Dr. Kevin A. Mazurek received his bachelor’s degree in electrical engineering from Brown University in 2008 and his Ph.D. in electrical engineering from Johns Hopkins University in 2013. During his Ph.D., Kevin received an NIH NINDS F31 Ruth L. Kirschstein National Research Service Award (NRSA) Predoctoral Fellowship to develop prosthetic systems for electrically stimulating the spinal cord to restore walking. Upon receiving his Ph.D., Dr. Mazurek joined the laboratory of Professor Marc Schieber as a Postdoctoral Fellow at the University of Rochester in the Department of Neurology to study the cortical mechanisms controlling hand and finger movements. Kevin received the Center for Visual Science T32 Postdoctoral Fellowship and then received an NIH NINDS F32 NRSA Postdoctoral Fellowship to study how intracortical microstimulation can be used to deliver instructional information in different cortical areas (the focus of this talk). Dr. Mazurek has received the Clinical & Translational Science Institute (CTSI) KL2 award from the University of Rochester which will begin this summer. For his KL2 project, Kevin will analyze changes in neural communication as human participants perform the same movements using different instructions. Identifying the nature in which different neurologic diseases affect cortical communication could lead to targets for rehabilitative treatment. Dr. Mazurek's career goal is to apply his interdisciplinary training in the fields of neuroscience, biomedical engineering, and electrical engineering towards understanding how brain regions communicate information when performing voluntary movements, and towards developing rehabilitative solutions that can bypass damaged neural pathways and restore function for individuals with neurologic diseases.

Student Speaker

Photo of Jessica Hogestyn

Jessica Hogestyn, MS
Mayer- Pröschel Laboratory
Neuroscience Graduate Program
"Investigating the role of latent human herpesvirus 6 in demyelinating disease"
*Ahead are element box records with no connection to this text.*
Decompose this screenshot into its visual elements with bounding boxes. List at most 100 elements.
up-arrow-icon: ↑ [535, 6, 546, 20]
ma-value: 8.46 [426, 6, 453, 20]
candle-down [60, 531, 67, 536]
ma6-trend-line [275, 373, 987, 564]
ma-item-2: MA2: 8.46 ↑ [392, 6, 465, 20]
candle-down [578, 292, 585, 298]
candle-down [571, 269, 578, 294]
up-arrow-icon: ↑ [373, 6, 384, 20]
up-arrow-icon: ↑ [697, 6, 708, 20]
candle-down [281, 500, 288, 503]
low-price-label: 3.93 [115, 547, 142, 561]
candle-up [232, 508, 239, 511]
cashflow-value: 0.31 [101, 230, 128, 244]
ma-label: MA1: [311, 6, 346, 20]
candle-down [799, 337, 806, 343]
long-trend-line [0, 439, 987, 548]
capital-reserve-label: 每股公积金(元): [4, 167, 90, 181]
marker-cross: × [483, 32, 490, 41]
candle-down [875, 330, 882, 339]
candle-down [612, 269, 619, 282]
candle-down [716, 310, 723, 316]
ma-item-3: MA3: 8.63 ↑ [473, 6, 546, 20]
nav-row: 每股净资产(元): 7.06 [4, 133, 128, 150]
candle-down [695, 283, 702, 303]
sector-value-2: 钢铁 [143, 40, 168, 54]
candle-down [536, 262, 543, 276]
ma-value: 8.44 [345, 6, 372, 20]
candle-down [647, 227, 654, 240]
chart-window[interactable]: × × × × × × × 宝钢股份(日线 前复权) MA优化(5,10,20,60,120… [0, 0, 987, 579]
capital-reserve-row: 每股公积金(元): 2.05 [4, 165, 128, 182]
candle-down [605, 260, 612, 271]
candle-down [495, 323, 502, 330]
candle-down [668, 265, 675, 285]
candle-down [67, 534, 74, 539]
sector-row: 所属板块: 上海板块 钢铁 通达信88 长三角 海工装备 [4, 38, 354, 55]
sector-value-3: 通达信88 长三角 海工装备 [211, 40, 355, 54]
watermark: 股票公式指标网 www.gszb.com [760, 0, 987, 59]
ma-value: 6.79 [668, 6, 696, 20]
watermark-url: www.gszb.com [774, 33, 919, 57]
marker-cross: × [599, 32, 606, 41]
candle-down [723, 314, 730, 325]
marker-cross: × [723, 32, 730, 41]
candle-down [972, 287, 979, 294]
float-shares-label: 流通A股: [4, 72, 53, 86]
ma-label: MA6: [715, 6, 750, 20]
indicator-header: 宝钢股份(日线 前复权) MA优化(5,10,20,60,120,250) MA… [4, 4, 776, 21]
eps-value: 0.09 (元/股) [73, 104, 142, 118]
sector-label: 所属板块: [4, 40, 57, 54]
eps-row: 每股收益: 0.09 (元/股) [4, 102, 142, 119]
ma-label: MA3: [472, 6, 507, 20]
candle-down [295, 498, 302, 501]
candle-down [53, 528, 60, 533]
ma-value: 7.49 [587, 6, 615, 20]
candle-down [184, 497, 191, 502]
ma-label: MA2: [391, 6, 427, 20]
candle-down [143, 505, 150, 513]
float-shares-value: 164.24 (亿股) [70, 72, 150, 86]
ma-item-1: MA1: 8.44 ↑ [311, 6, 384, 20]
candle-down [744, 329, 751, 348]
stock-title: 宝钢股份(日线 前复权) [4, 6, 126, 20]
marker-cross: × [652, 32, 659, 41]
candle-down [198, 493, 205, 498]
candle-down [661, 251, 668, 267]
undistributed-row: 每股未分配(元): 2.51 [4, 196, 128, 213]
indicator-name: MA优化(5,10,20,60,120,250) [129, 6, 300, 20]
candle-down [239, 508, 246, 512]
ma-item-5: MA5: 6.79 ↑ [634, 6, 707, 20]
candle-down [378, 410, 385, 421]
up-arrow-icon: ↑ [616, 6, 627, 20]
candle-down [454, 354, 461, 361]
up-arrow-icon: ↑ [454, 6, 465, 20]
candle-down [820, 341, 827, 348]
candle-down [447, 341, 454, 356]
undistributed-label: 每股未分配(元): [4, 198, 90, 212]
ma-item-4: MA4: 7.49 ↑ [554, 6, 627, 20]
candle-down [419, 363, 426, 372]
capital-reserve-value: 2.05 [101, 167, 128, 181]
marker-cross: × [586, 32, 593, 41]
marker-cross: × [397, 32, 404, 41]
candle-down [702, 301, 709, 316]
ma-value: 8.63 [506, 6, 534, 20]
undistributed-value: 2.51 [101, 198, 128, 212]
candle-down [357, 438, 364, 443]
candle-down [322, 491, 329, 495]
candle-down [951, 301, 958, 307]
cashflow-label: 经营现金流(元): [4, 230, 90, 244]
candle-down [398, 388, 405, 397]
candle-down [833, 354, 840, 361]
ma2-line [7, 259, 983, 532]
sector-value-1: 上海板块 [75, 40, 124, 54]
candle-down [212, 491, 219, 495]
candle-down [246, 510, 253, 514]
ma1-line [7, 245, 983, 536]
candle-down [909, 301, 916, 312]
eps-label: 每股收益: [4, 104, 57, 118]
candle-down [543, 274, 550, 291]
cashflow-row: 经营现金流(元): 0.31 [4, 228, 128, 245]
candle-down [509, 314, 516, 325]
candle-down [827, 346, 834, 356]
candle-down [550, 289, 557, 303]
Jessica Hogestyn received her B.S. in Brain and Cognitive Sciences from the University of Rochester in 2014. She is now a fourth year student in the University of Rochester Neuroscience Graduate Program, conducting her thesis project on the impact of neurotropic herpesviruses on remyelination in the lab of Dr. Margot Mayer-Pröschel. Jessica is also heavily involved in outreach; she is a three-year member of the Brain Awareness Campaign Planning Committee and the co-founder of a graduate student science communication club. Jessica has earned a number of awards in her graduate career, including the Irving L. Spar Award in 2014 and the Edward Peck Curtis Award for Excellence in Teaching by a Graduate Student in 2017.